One hardly goes a day or so listening to media in NZ without some jerk building on the basic idea of partnership to insist that Maori are the real citizens/owners and everyone else is a conditional citizen/renter (and depending on how the partners are alleged to be indivduated perhaps non-pakeha, non-maori are third-class, doubly conditional - guests of guest, etc.) That's depressing to say the least.

Concrete example: the Maori party is saying that it wants a "treaty-based relationship" with any governing party (maybe with all parties) *not* any normal political relation like coalition/confidence&supply/opposition. (although they haven't been entirely consistent about this). The Maori party is very directly saying - if you have ears to hear it - that it's going to part of the legislature but also simultaneously outside it as a rangitiratanga (second clause of Treaty) partner to the whole legislative/kawanatanga (first clause) enterprise. That's a toxic position to have and may yet cause a consitutional crisis after this leccetion. (And of course it's ridiculous for Pita Sharples to deny that Maori claim no extra rights when his party is claiming/asserting aggregated primary citizenship/natural born senator standing over everyone else.)

Dr Orange is a useful and careful scholar in many respects, but she ducks the main, unbearable constitutional issue that her own sort of view raises (and that is widely theorized about in more or less gloating ways by Walker, Durie, Considine, and so on).
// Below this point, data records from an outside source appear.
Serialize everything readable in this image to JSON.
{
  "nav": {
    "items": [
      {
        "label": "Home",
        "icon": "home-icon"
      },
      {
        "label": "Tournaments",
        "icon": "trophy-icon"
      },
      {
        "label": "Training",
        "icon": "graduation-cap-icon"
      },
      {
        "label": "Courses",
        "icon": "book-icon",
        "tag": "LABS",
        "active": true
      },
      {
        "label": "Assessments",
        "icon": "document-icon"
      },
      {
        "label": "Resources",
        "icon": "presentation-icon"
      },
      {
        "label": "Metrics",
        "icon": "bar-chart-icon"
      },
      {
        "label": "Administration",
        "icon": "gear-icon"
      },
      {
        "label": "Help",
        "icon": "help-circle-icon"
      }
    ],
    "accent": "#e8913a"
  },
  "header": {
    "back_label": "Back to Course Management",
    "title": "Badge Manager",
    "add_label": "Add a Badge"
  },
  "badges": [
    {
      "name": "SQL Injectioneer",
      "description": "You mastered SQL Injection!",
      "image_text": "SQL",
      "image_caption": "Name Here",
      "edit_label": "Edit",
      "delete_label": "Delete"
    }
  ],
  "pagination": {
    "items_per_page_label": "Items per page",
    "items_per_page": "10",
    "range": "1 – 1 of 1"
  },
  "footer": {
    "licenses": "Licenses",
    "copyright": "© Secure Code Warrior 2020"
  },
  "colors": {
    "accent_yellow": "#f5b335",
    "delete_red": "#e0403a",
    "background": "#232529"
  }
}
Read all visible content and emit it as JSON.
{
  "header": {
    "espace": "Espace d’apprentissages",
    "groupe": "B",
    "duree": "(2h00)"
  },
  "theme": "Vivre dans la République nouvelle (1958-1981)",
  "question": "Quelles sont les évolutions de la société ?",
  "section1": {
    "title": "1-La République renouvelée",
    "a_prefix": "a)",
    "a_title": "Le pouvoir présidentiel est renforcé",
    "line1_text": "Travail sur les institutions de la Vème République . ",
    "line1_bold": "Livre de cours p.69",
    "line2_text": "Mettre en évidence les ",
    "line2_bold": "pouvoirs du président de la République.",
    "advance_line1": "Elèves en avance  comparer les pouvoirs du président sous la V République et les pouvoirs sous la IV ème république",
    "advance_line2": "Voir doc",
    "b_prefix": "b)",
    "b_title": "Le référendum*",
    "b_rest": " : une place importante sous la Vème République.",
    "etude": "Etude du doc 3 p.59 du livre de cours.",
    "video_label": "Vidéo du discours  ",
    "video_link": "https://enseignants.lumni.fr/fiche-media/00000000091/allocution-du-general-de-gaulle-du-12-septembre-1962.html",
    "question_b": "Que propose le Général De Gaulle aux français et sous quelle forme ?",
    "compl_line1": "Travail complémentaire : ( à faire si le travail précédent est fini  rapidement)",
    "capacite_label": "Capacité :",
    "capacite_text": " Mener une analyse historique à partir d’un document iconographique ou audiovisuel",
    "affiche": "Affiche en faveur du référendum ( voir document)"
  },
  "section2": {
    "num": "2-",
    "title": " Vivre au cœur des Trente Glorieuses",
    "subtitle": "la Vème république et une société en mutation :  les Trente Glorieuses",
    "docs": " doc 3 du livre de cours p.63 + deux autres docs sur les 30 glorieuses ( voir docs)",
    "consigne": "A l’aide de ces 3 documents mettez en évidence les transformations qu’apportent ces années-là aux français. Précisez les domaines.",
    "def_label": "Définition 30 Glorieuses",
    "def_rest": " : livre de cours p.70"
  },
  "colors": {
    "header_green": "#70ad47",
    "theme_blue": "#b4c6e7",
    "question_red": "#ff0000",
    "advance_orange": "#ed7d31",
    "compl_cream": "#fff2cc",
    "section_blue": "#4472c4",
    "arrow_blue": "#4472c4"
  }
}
Orange's dismissal (as paranoid or reactionary or fuddy-duddy) of anyone who is worried about the stuff she chooses to ignore is shallow, looking-on-the-bright-side-ism at best. Contrary to what Dr Orange suggests, there's plenty to be concerned about and that will have to be sorted out, whether by Brash's preferred means or otherwise. In any case "Partnership" (rather like "fraternite") is (i) an in principle human-rights violating disaster as a sort of legally operative concept (given that no quasi-federal structure is possible in NZ), (ii) a gutting and dispiriting feature of public discourse, and (iii) a practical disaster waiting to happen. It would be nice if everything in NZ were as legally benign as Orange suggests, but it isn't. It would be nice if crucial public scholars in NZ were committed to telling the truth about distasteful and imminently rejectible and improvable features of the post-1987 Treatyology consensus rather than to defending that consensus (and mocking/impugning the motives of those who see real problems and want to do something about them), but mostly they are not.